Laeticia Toe of the Institut de Recherche en Sciences de la Sante in Burkina Faso will use a metabolomics profiling platform to identify new biomarkers that can be used to diagnose environmental enteric dysfunction (EED) in women of reproductive age. EED affects nutrient absorption and immune function and may cause adverse birth outcomes in pregnant women. It is widespread in deprived areas in low- and middle-income settings but is often undiagnosed because the gold-standard diagnostic method requires an invasive procedure by trained personnel. They will determine the prevalence of EED by performing ELISA on existing plasma, serum and stool samples from 80 women of reproductive age living in rural Burkina Faso. They will then apply untargeted metabolomics on the samples to identify biomarkers that can be integrated with inflammatory markers and sequencing data and cross-validated for large-scale diagnoses of EED in women from low-resource settings.

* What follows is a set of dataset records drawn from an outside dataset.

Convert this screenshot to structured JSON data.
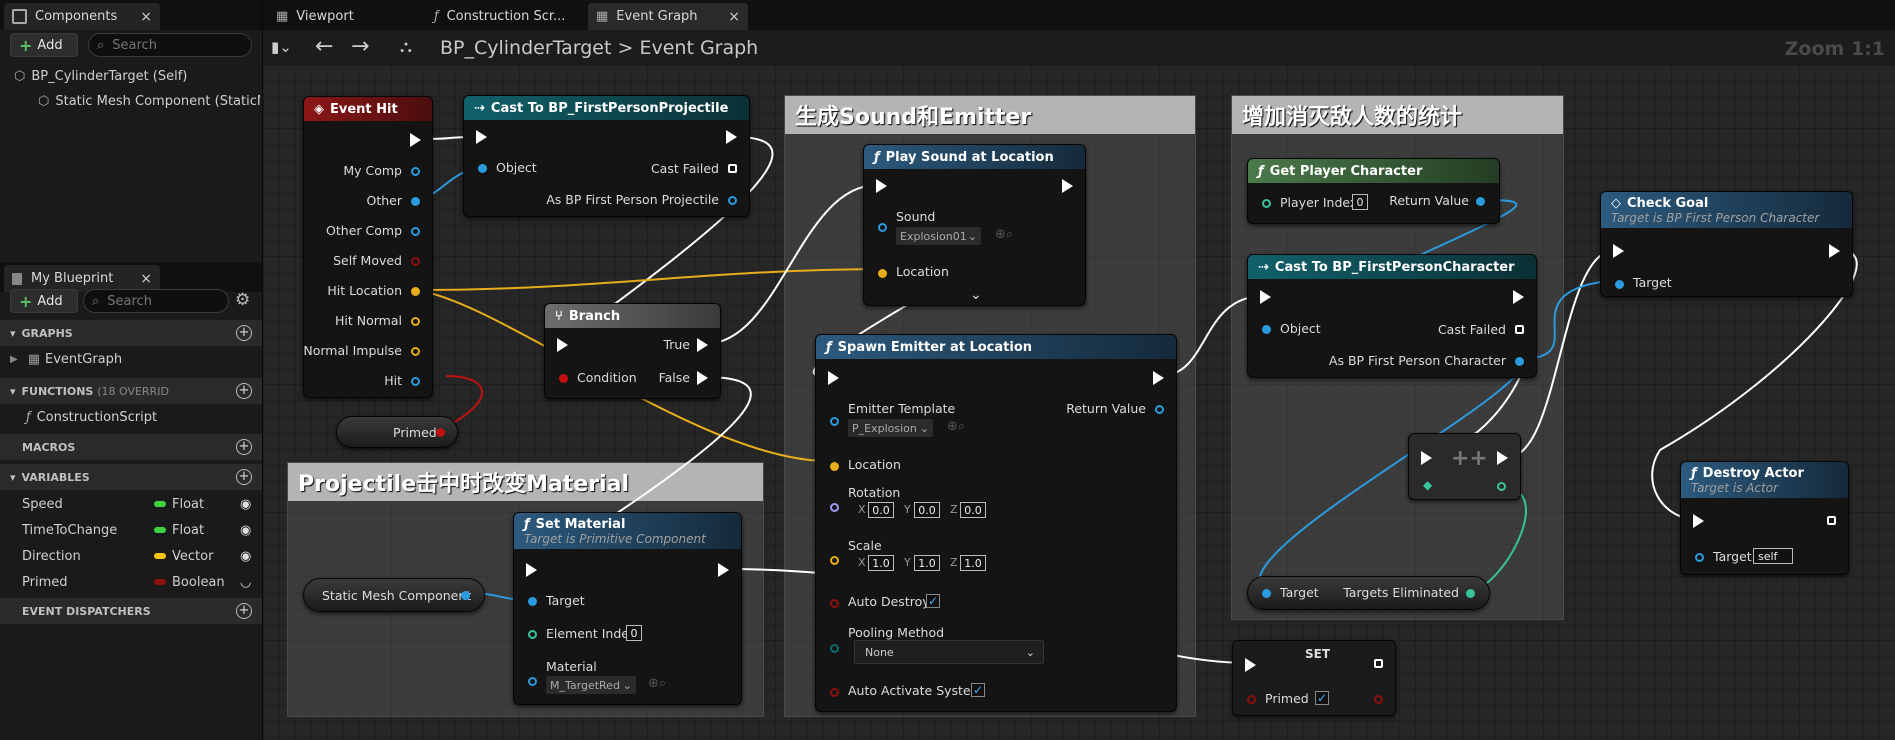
{
  "components_panel": {
    "tab_label": "Components",
    "close": "×",
    "add_label": "Add",
    "search_placeholder": "Search",
    "tree": [
      "BP_CylinderTarget (Self)",
      "Static Mesh Component (StaticMe"
    ]
  },
  "my_blueprint": {
    "tab_label": "My Blueprint",
    "close": "×",
    "add_label": "Add",
    "search_placeholder": "Search",
    "sections": {
      "graphs": "GRAPHS",
      "graph_item": "EventGraph",
      "functions": "FUNCTIONS",
      "functions_note": "(18 OVERRID",
      "function_item": "ConstructionScript",
      "macros": "MACROS",
      "variables": "VARIABLES",
      "dispatchers": "EVENT DISPATCHERS"
    },
    "variables": [
      {
        "name": "Speed",
        "type": "Float",
        "color": "#3fd23f"
      },
      {
        "name": "TimeToChange",
        "type": "Float",
        "color": "#3fd23f"
      },
      {
        "name": "Direction",
        "type": "Vector",
        "color": "#f5c518"
      },
      {
        "name": "Primed",
        "type": "Boolean",
        "color": "#8b0f0f"
      }
    ]
  },
  "editor_tabs": [
    "Viewport",
    "Construction Scr...",
    "Event Graph"
  ],
  "breadcrumb": {
    "blueprint": "BP_CylinderTarget",
    "sep": ">",
    "graph": "Event Graph"
  },
  "zoom": "Zoom 1:1",
  "comments": {
    "sound": "生成Sound和Emitter",
    "stats": "增加消灭敌人数的统计",
    "material": "Projectile击中时改变Material"
  },
  "nodes": {
    "event_hit": {
      "title": "Event Hit",
      "pins": [
        "My Comp",
        "Other",
        "Other Comp",
        "Self Moved",
        "Hit Location",
        "Hit Normal",
        "Normal Impulse",
        "Hit"
      ]
    },
    "cast_proj": {
      "title": "Cast To BP_FirstPersonProjectile",
      "object": "Object",
      "cast_failed": "Cast Failed",
      "as": "As BP First Person Projectile"
    },
    "branch": {
      "title": "Branch",
      "condition": "Condition",
      "true": "True",
      "false": "False"
    },
    "primed_get": {
      "label": "Primed"
    },
    "play_sound": {
      "title": "Play Sound at Location",
      "sound": "Sound",
      "sound_value": "Explosion01",
      "location": "Location"
    },
    "spawn_emitter": {
      "title": "Spawn Emitter at Location",
      "template": "Emitter Template",
      "template_value": "P_Explosion",
      "return": "Return Value",
      "location": "Location",
      "rotation": "Rotation",
      "rot": [
        "0.0",
        "0.0",
        "0.0"
      ],
      "scale": "Scale",
      "scl": [
        "1.0",
        "1.0",
        "1.0"
      ],
      "auto_destroy": "Auto Destroy",
      "pooling": "Pooling Method",
      "pooling_value": "None",
      "auto_activate": "Auto Activate System",
      "axes": [
        "X",
        "Y",
        "Z"
      ]
    },
    "set_material": {
      "title": "Set Material",
      "subtitle": "Target is Primitive Component",
      "target": "Target",
      "element_index": "Element Index",
      "index_value": "0",
      "material": "Material",
      "material_value": "M_TargetRed"
    },
    "static_mesh": {
      "label": "Static Mesh Component"
    },
    "get_player": {
      "title": "Get Player Character",
      "player_index": "Player Index",
      "index_value": "0",
      "return": "Return Value"
    },
    "cast_char": {
      "title": "Cast To BP_FirstPersonCharacter",
      "object": "Object",
      "cast_failed": "Cast Failed",
      "as": "As BP First Person Character"
    },
    "increment": {
      "label": "++"
    },
    "targets_get": {
      "target": "Target",
      "value": "Targets Eliminated"
    },
    "set_node": {
      "title": "SET",
      "primed": "Primed"
    },
    "check_goal": {
      "title": "Check Goal",
      "subtitle": "Target is BP First Person Character",
      "target": "Target"
    },
    "destroy_actor": {
      "title": "Destroy Actor",
      "subtitle": "Target is Actor",
      "target": "Target",
      "target_value": "self"
    }
  }
}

Ferredoxin NADP+ Reductase and Links to Drug Resistance in Plasmodium falciparum

Daniel Kiboi, Jomo Kenyatta University of Agriculture and Technology (Nairobi, Kenya)
Aug 11, 2023

Daniel Kiboi of the Jomo Kenyatta University of Agriculture and Technology in Kenya will assess whether a novel mutation in the human malaria parasite, Plasmodium falciparum, can be used as a marker to identify drug-resistant malaria and protect key antimalarial drugs. Emerging P. falciparum variants resistant to the three frontline drugs kill millions of people annually but are hard to detect. A better understanding of how these variants resist the actions of existing drugs can help to develop more effective drugs. They previously used a mouse malaria model to produce Plasmodium parasites resistant to all three main drugs and identified the candidate mutated protein likely causing this resistance. They will use in silico bioinformatics analysis, CRISPR/Cas9 approaches, and in vitro drug susceptibility assays to evaluate and validate this mutant protein and determine its role in drug resistance in the human malaria parasite.

Multi-Pathogen Wastewater Surveillance in Uganda with CRISPR Cas 12/13

Yingda Xie, Rutgers New Jersey Medical School (Newark, New Jersey, United States)
Aug 9, 2023

Yingda Xie of Rutgers New Jersey Medical School in the U.S. and Joaniter Nankabirwa of Makerere University in Uganda will use CRISPR-based technology to monitor respiratory, food-borne and antimicrobial-resistant pathogens in Ugandan wastewater. A recent Ebola outbreak in Uganda highlights the need for routine multi-pathogen surveillance. However, the vast quantities and diversities of microbes in wastewater make it hard to identify those that might cause deadly outbreaks. They will combine CRISPR-based diagnostics with the recently developed multiplex assay, Combinatorial Arrayed Reactions for Multiplexed Evaluation of Nucleic acids (CARMEN), which enables highly sensitive and specific detection of over 150 nucleic acid sequences from dozens of samples in parallel. They will assess the performance of a field-deployable CRISPR assay to monitor specific pathogens in hospital sewage lines of Mulago Hospital. They will also leverage CARMEN to broadly survey for high-priority outbreak pathogens, including Ebola and yellow fever, in Kampala’s regional wastewater sources.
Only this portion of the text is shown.